Dalam hal mengajar, teori mengajar yang baik betul-betul diterapkannya. Seorang
mahasiswa yang membuat kesalahan dalam mempelajari insya, yaitu pelajaran
mengarang dalam bahasa Arab, umpamanya, mahasiswa tadi tidak langsung
ditegurnya, tetapi dipuji terlebih dahulu akan kebagusan karangannya itu, seperti
idenya bagus. Baru sesudah itu dikatakannya kesalahan-kesalahan yang telah
dilakukannya. Dengan cara itu si mahasiswa merasa dihargai meski ia banyak
melakukan kesalahan. Justru dengan cara demikian dia banyak mendapat motivasi
untuk belajar lebih giat. Selain dari itu, beliau juga tegas dalam berkata. Jika
beliau mengatakan ya tetap ya tanpa bergoyah agak sedikitpun. Begitu pula
jika beliau mengatakan tidak, tetap tidak tanpa ada perubahan
Demikianlah sedikit tentang kehidupan seorang tokoh Minangkabau dalam bidang
pendidikan yang seluruh hidupnya diabdikan untuk pendidikan agama Islam dan
pengetahuan bahasa Arab. Beliau berpulang ke Rahmatullah pada usia 89 tahun,
di hari Ahad tgl. 31 Maret 1996 pukul 05.00 wib di kediaman beliau Jl. R. W.
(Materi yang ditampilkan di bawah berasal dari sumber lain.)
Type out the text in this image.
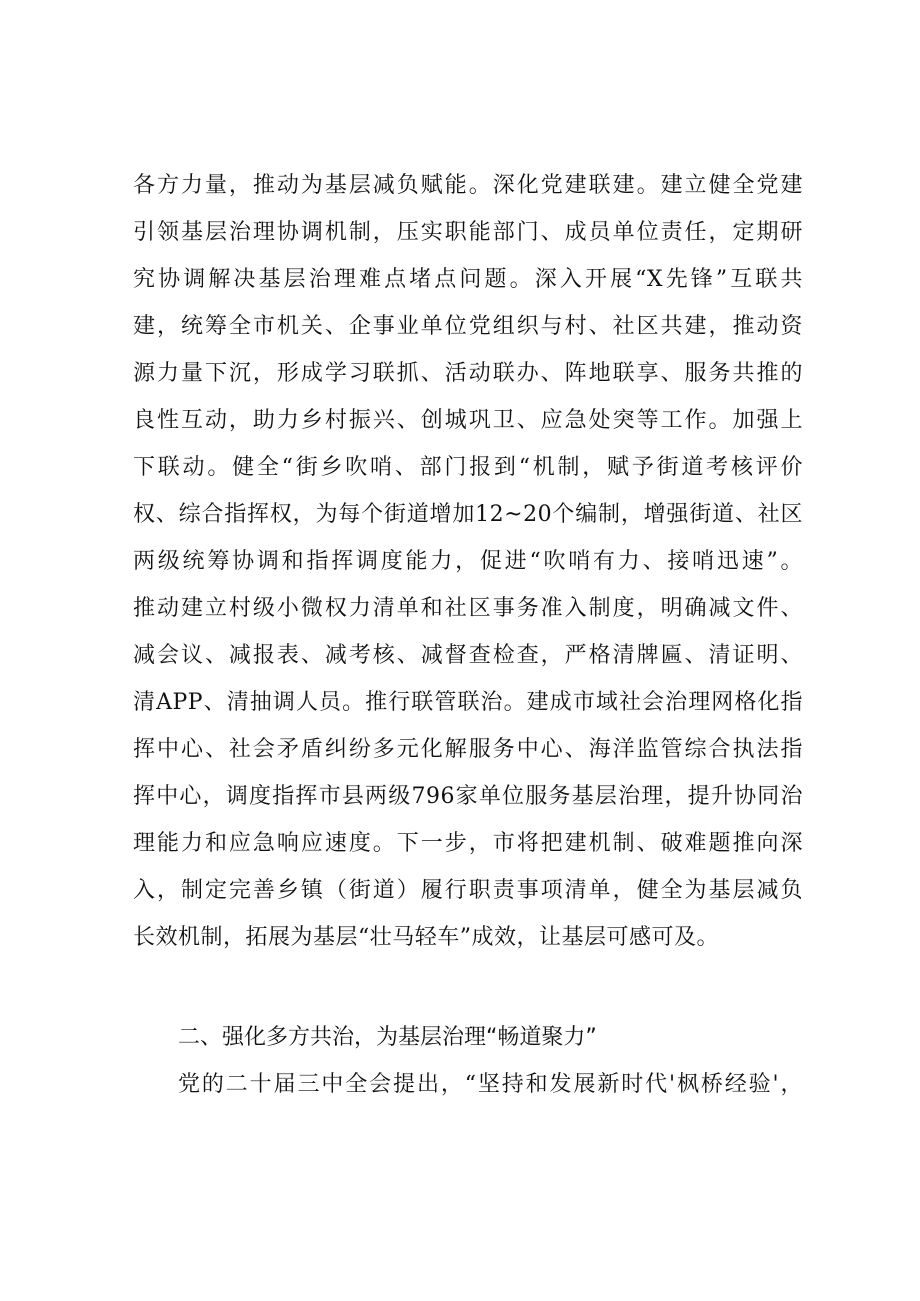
各方力量，推动为基层减负赋能。深化党建联建。建立健全党建
引领基层治理协调机制，压实职能部门、成员单位责任，定期研
究协调解决基层治理难点堵点问题。深入开展“X先锋”互联共
建，统筹全市机关、企事业单位党组织与村、社区共建，推动资
源力量下沉，形成学习联抓、活动联办、阵地联享、服务共推的
良性互动，助力乡村振兴、创城巩卫、应急处突等工作。加强上
下联动。健全“街乡吹哨、部门报到“机制，赋予街道考核评价
权、综合指挥权，为每个街道增加12~20个编制，增强街道、社区
两级统筹协调和指挥调度能力，促进“吹哨有力、接哨迅速”。
推动建立村级小微权力清单和社区事务准入制度，明确减文件、
减会议、减报表、减考核、减督查检查，严格清牌匾、清证明、
清APP、清抽调人员。推行联管联治。建成市域社会治理网格化指
挥中心、社会矛盾纠纷多元化解服务中心、海洋监管综合执法指
挥中心，调度指挥市县两级796家单位服务基层治理，提升协同治
理能力和应急响应速度。下一步，市将把建机制、破难题推向深
入，制定完善乡镇（街道）履行职责事项清单，健全为基层减负
长效机制，拓展为基层“壮马轻车”成效，让基层可感可及。
二、强化多方共治，为基层治理“畅道聚力”
党的二十届三中全会提出，“坚持和发展新时代'枫桥经验'，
Monginsidi 11A (Jl. Cemarajajar), Yogyakarta, setelah semua putera-puteri beliau
menyelesaikan studi dan berumah tangga. .Semoga beliau tergolong ummat-Nya
yang khusnul khatimah dan amal jariah selama hidup di dunia ini menjadi pahala
yang besar bagi beliau di akhirat nanti. Begitu pula dengan putera-puteri beliau,
semoga menjadi anak yang saleh agar dapat menjadi pahala bagi Bapak Prof. Dr.
H. Mukhtar Yahya. Amin....... Amin ya Rabbal alamin.